A buyer is being sought for the Phoenix FanJet, formerly the Promavia Jet Squalus, a jet trainer that first flew in 1987, but failed to make it into production. The design's owner, Canadian firm Noravcan, is seeking a buyer for assets including engineering and flight-test data.

The company is looking for a "significant player" to take over the assets, says Bruce Halliwell, who has been retained to sell the FanJet. Halliwell says he is responding to requests for information, and cites Brazil's Embraer and Canada's AvCorp as among the companies provided with programme details.

The Jet Squalus was designed for Belgian company Promavia. In 1996, Calgary-based Alberta Aerospace (AAC) acquired the manufacturing rights to the aircraft, which it planned to certificate as the Phoenix FanJet, in two-seat trainer and four-seat personal aircraft versions.

Promavia was declared bankrupt in 1998, precipitating a court battle for the assets, including the Jet Squalus prototype. The asset sale to AAC was ratified by the court in 1999, but the Canadian company ceased operations in 2001 citing a lack of cash.
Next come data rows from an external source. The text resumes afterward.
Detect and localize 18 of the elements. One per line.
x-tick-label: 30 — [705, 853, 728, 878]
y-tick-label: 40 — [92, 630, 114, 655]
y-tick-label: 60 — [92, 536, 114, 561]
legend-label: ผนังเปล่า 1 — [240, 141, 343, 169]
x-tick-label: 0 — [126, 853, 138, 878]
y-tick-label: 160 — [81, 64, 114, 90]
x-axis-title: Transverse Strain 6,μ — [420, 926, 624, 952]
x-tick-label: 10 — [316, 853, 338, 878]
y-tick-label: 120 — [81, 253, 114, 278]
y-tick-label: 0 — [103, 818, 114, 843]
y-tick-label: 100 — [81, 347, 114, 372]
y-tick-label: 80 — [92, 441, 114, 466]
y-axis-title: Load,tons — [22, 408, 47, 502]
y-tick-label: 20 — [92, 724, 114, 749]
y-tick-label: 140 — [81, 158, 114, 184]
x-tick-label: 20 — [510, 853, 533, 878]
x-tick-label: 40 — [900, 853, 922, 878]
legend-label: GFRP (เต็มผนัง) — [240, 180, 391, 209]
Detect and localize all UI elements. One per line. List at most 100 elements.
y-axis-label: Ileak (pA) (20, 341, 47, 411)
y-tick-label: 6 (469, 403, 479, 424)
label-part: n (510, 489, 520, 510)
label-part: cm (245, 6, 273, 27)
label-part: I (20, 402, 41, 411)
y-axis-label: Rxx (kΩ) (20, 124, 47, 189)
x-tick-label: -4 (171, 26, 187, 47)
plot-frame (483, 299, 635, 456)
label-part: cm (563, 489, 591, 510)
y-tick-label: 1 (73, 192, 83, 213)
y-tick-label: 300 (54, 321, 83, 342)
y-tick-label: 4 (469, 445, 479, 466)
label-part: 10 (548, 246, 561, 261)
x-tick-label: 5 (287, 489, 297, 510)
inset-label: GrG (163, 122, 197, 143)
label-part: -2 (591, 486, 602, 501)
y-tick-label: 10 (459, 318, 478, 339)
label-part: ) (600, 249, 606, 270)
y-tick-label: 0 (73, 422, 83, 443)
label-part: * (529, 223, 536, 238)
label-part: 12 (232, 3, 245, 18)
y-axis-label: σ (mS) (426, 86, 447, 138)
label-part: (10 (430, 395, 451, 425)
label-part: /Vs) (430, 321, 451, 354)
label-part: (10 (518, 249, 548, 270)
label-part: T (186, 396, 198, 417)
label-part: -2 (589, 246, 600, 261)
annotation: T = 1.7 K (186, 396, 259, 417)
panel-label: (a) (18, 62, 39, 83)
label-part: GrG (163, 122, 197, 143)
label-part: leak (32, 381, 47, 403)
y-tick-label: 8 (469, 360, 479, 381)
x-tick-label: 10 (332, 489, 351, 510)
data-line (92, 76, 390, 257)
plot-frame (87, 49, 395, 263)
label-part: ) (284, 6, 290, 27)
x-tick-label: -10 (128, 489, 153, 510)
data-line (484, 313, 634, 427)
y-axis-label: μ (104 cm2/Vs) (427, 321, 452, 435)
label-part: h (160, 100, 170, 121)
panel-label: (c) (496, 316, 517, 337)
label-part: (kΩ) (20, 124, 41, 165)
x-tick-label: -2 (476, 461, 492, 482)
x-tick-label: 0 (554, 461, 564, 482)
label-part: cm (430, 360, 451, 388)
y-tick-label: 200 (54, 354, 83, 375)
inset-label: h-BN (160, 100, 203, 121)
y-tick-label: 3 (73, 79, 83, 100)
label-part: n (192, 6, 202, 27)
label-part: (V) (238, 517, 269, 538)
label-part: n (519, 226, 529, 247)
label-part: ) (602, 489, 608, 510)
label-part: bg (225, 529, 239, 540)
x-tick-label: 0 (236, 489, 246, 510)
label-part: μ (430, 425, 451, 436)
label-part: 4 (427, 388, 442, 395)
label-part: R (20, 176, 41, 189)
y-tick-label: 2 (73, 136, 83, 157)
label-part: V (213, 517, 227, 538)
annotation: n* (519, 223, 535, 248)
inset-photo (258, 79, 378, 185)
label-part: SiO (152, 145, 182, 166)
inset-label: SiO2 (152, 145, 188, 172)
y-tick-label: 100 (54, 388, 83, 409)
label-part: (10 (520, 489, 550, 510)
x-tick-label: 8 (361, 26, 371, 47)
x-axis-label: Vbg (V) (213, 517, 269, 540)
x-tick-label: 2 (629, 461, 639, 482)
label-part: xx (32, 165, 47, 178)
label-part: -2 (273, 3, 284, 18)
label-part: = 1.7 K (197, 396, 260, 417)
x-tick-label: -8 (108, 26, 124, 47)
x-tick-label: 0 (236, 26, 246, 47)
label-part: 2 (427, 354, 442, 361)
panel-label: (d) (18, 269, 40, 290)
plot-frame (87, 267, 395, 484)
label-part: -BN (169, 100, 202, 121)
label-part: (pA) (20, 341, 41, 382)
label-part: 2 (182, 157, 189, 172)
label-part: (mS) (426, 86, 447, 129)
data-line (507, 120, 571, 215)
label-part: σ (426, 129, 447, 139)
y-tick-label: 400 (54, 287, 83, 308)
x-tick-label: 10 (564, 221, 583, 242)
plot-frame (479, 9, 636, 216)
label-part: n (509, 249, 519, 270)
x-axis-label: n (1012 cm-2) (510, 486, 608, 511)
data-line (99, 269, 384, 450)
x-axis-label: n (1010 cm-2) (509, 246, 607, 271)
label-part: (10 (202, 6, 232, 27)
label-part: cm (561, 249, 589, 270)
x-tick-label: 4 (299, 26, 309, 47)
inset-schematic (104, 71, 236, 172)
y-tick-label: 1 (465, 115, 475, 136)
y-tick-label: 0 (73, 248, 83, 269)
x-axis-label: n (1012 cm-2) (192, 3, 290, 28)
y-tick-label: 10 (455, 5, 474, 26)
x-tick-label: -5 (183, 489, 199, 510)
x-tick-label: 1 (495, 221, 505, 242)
Alberta Aerospace had planned to manufacture the FanJet at Moravan Aeroplanes in the Czech Republic, and AAC chief executive Donald Jewitt provided financial backing for Moravan's takeover of bankrupt Czech manufacturer Let Kunovice in 2001. But in 2002 both Let and Moravan became involved in another bankruptcy.

Halliwell says the FanJet assets are not involved in the ongoing Czech court battle and are owned "free and clear" by Calgary-based Noravcan. Halliwell says the assets consist principally of design and test data that would allow a manufacturer to certificate an updated version of the aircraft.

US certification of the two-seat FanJet was about 85% complete when AAC ceased operations, says Halliwell. The price sought for the assets is about "$10 million in cash and some shares" if the buyer is a publicly traded company, he says.